In the best-case scenario, an organization might have a testbed or a safe sandbox environment to test and tune new security mechanisms before rolling them out to production.

Hammond admitted that while it is not always easy to prepare that testing ground, if they work together with experts (security vendors themselves or trained engineers), it goes a long way toward lessening the fear and anxiety of making mistakes or getting something wrong.

He said it makes complete sense for perception to be a strong component of why organizations struggle to adjust their cybersecurity posture.

“After all, teams are made up of people—people leading people and working with people; all human beings with their own psyche and emotions,” he said.

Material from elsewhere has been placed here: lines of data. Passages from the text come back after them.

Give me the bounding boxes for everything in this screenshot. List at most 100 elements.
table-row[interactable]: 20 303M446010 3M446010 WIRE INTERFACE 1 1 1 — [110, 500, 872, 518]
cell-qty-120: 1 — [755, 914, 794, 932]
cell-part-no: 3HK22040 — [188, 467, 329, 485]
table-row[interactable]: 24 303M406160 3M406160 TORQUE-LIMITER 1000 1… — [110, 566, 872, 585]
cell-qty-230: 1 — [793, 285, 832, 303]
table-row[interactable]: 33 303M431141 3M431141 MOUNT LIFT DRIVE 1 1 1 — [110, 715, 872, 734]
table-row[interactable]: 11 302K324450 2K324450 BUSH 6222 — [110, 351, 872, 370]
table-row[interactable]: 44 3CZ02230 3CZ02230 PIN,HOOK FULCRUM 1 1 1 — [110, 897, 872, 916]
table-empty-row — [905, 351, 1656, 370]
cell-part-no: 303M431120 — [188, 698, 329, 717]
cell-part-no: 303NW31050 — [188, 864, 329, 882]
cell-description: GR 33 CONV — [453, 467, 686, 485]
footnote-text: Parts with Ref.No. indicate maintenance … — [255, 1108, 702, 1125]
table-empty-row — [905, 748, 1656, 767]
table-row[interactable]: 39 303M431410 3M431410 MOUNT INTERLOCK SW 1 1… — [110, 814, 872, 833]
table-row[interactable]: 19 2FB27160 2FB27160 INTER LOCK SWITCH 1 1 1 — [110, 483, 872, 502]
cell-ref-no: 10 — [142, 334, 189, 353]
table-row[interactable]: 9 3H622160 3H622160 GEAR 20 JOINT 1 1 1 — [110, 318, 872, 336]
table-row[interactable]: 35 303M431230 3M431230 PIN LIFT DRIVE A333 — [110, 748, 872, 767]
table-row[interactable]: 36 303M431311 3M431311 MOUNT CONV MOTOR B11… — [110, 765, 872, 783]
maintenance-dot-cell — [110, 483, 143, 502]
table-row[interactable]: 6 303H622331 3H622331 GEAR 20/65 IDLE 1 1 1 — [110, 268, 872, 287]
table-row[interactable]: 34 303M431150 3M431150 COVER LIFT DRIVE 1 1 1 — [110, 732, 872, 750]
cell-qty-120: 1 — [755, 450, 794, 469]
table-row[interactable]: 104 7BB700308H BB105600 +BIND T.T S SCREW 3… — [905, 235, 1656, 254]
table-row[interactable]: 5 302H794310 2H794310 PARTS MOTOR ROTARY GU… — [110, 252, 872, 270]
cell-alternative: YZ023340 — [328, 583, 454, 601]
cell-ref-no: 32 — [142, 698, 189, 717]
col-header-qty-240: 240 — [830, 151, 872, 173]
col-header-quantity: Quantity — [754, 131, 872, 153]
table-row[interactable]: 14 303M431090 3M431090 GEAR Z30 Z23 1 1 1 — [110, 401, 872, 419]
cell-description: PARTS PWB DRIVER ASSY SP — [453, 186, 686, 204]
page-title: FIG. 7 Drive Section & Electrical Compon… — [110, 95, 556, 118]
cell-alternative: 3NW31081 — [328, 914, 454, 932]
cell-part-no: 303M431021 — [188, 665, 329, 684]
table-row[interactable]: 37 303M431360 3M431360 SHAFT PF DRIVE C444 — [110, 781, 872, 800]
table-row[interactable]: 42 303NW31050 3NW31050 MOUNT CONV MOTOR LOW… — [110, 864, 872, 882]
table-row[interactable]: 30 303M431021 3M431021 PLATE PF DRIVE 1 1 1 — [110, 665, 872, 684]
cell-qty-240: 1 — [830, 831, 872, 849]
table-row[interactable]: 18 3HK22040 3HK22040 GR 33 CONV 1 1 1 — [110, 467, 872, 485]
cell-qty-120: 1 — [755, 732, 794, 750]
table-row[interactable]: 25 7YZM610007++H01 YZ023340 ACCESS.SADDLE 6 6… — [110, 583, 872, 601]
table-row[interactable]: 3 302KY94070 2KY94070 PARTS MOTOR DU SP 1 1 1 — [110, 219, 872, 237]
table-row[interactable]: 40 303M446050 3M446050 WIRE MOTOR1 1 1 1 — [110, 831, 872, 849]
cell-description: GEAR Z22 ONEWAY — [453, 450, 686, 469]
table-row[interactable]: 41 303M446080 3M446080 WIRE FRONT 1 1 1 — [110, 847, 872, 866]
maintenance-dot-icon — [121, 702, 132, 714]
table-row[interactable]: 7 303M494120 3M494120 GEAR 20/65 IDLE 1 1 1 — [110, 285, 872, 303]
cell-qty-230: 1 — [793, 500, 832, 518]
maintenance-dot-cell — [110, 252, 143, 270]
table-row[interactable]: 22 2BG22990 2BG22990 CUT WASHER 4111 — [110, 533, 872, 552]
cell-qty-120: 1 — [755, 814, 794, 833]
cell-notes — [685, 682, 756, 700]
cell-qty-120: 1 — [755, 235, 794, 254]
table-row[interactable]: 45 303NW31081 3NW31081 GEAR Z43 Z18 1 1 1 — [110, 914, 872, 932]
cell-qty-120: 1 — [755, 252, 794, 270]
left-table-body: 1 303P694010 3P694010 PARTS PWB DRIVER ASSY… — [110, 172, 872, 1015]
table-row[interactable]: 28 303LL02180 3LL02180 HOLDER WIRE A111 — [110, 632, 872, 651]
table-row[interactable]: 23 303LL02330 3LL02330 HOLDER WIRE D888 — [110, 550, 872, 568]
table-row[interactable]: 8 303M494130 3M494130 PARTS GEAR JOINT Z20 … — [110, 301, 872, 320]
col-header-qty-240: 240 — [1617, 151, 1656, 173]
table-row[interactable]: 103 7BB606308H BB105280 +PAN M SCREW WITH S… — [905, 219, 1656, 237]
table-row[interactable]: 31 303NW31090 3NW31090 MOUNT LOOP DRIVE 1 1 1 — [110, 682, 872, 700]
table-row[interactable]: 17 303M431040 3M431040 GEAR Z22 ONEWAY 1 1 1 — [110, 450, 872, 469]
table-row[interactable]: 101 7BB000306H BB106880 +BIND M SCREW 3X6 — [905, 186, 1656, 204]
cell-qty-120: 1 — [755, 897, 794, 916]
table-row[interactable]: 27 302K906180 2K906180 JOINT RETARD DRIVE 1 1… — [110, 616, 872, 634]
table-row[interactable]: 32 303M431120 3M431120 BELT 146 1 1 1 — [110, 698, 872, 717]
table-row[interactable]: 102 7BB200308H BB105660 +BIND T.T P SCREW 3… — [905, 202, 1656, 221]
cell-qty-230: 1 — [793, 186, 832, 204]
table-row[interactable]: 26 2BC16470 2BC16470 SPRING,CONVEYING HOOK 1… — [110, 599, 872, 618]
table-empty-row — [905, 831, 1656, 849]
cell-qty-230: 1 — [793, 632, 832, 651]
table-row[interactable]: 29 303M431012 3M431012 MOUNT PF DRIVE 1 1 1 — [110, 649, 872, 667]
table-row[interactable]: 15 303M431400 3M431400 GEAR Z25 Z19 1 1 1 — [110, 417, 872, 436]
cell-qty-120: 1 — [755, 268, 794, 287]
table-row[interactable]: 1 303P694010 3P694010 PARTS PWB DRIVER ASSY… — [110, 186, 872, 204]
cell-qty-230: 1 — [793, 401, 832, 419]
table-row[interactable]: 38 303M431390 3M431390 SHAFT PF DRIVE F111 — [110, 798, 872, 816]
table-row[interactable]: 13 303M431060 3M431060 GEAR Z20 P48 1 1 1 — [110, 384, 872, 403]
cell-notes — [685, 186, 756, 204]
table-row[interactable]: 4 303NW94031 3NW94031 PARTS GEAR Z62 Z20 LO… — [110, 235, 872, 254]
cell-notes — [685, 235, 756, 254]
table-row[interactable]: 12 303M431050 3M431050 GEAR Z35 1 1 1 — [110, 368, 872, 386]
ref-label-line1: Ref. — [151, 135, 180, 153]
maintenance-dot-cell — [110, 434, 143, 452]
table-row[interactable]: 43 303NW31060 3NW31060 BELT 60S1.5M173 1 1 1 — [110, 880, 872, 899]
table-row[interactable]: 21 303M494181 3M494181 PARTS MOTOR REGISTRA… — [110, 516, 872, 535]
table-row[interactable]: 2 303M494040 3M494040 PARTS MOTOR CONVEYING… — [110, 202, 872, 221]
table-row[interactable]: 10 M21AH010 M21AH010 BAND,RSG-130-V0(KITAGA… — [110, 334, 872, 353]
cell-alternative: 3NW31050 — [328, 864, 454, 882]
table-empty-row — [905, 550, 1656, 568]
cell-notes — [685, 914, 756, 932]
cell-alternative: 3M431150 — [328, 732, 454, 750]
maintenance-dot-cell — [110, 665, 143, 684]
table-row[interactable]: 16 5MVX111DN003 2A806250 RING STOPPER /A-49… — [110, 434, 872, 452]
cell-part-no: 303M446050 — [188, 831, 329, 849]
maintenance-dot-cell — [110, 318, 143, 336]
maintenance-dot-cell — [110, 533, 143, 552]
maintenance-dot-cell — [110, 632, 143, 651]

When a decision is made to change something in the technology stack, the core structure the business and operation depend on, there is always a risk of making a mistake.

“Something can go wrong, and team members might have to deal with the aftermath,” he noted.

Petri Kuivala, CISO advisor at Hoxhunt, explained the human brain isn’t wired to adopt new behaviors following a long, scary sermon on safe email behavior.

“The brain’s wiring can be re-circuited, however, into secure behaviors by repeating a desired action at just the right level of difficulty enough times until it becomes a habit,” he said.

He recommends, for example, starting with phishing simulations and giving people the skills and confidence to recognize and report a social engineering attack.

“After they get a little kick of dopamine for doing the right thing, they crave repeating that behavior,” Kuivala pointed out. “Then you can slide in a micro-training that takes less than 90 seconds to complete and they’ll internalize the lesson. Rinse and repeat until the good cyber behavior becomes a habit.”

Hammond explained a tactic they use at Huntress—a fully remote organization—is to poke fun at bad phishing attempts or insecure practices.

“Say you got some silly spam email with the glaring typos and bad grammar with a link or file attachment–we share a screenshot in an org-wide Slack channel and laugh at the feeble attempt,” he said. “This is light-hearted fun, but it gets everyone in the company rallying around what’s good, bad, and ugly in the realm of cybersecurity.”

He noted that everyone can be better about their own practices because the culture shines the light on what not to do.

“Every organization likely gets those fake text messages or emails from someone masquerading as their CEO or leadership team,” he said. “Slap them into Teams and call it out.”